A clorpromazina (também escrita cloropromazina) é um medicamento da classe dos antipsicóticos de primeira geração (típicos). É utilizada há décadas no tratamento de diferentes condições, especialmente quando é necessário controle de sintomas como agitação psicomotora, psicose e certos quadros associados a náusea intensa. Este texto reúne informações importantes em linguagem clara, com orientações práticas de uso, interações, segurança e respostas às dúvidas mais frequentes.

Observação importante: as informações abaixo não substituem a avaliação do profissional de saúde. Cada pessoa pode ter necessidades e riscos diferentes.
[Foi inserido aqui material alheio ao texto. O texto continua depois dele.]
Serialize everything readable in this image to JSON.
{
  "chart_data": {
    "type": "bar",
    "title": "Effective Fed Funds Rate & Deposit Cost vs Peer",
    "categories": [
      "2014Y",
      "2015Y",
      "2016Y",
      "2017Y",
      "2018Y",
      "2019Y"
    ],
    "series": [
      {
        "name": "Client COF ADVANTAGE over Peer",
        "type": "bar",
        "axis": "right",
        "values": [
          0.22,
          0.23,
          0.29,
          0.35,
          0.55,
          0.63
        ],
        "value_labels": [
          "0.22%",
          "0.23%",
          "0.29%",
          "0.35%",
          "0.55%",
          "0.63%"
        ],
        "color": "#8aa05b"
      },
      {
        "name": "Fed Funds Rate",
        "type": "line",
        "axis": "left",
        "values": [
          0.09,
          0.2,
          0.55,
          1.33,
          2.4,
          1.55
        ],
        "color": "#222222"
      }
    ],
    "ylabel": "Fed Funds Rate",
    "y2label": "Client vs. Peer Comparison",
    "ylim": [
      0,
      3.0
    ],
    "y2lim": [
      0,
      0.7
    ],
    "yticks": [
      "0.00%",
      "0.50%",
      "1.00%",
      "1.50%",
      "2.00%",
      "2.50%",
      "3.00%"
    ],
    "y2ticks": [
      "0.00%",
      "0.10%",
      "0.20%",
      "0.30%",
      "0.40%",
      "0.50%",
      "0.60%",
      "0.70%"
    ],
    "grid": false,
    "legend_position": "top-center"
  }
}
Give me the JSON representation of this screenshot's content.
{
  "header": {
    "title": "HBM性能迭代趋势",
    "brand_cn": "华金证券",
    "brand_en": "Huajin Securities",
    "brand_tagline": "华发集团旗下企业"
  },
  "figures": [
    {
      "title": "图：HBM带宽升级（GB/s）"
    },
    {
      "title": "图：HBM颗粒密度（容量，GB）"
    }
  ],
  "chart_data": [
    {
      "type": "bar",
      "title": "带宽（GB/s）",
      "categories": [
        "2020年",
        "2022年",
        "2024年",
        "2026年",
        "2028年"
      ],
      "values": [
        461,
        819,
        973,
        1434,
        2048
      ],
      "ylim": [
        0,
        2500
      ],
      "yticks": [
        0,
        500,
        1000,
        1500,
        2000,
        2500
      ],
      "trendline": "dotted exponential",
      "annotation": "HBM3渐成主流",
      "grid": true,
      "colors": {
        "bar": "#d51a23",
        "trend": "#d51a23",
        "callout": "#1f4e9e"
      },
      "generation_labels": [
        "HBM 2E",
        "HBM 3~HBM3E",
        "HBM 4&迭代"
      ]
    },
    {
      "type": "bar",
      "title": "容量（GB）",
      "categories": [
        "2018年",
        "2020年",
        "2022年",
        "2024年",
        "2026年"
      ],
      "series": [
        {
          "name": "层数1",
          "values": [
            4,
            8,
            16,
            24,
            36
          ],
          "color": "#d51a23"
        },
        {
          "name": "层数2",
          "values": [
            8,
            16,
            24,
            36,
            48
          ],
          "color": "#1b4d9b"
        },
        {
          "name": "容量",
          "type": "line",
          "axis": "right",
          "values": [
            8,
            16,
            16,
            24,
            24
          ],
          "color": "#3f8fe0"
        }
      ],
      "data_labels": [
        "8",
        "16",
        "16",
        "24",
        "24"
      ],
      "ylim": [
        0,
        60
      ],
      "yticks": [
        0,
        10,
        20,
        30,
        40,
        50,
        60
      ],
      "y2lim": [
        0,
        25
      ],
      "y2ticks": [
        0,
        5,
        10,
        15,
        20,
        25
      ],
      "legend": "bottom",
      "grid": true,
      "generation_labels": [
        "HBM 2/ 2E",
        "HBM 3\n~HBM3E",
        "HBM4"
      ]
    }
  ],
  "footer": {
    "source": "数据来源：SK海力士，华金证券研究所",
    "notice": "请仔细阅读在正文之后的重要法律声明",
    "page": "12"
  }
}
Informações básicas do produto

Categoria Detalhes
Classe Antipsicótico típico (1ª geração)
Princípio ativo Clorpromazina / Cloropromazina
Uso comum Quadros psiquiátricos e sintomas associados (conforme indicação médica)
Apresentações Comprimidos, solução oral/gotas (varia por fabricante)
Via de administração Via oral (de acordo com a apresentação)
Cuidados Monitoramento de efeitos adversos e ajuste individual de dose

Como a clorpromazina funciona (mecanismo de ação)

A clorpromazina atua principalmente no sistema dopaminérgico, bloqueando receptores de dopamina (principalmente D2) no cérebro. Esse bloqueio ajuda a reduzir sintomas psicóticos (como delírios e alucinações) e também pode diminuir agitação e comportamento desorganizado.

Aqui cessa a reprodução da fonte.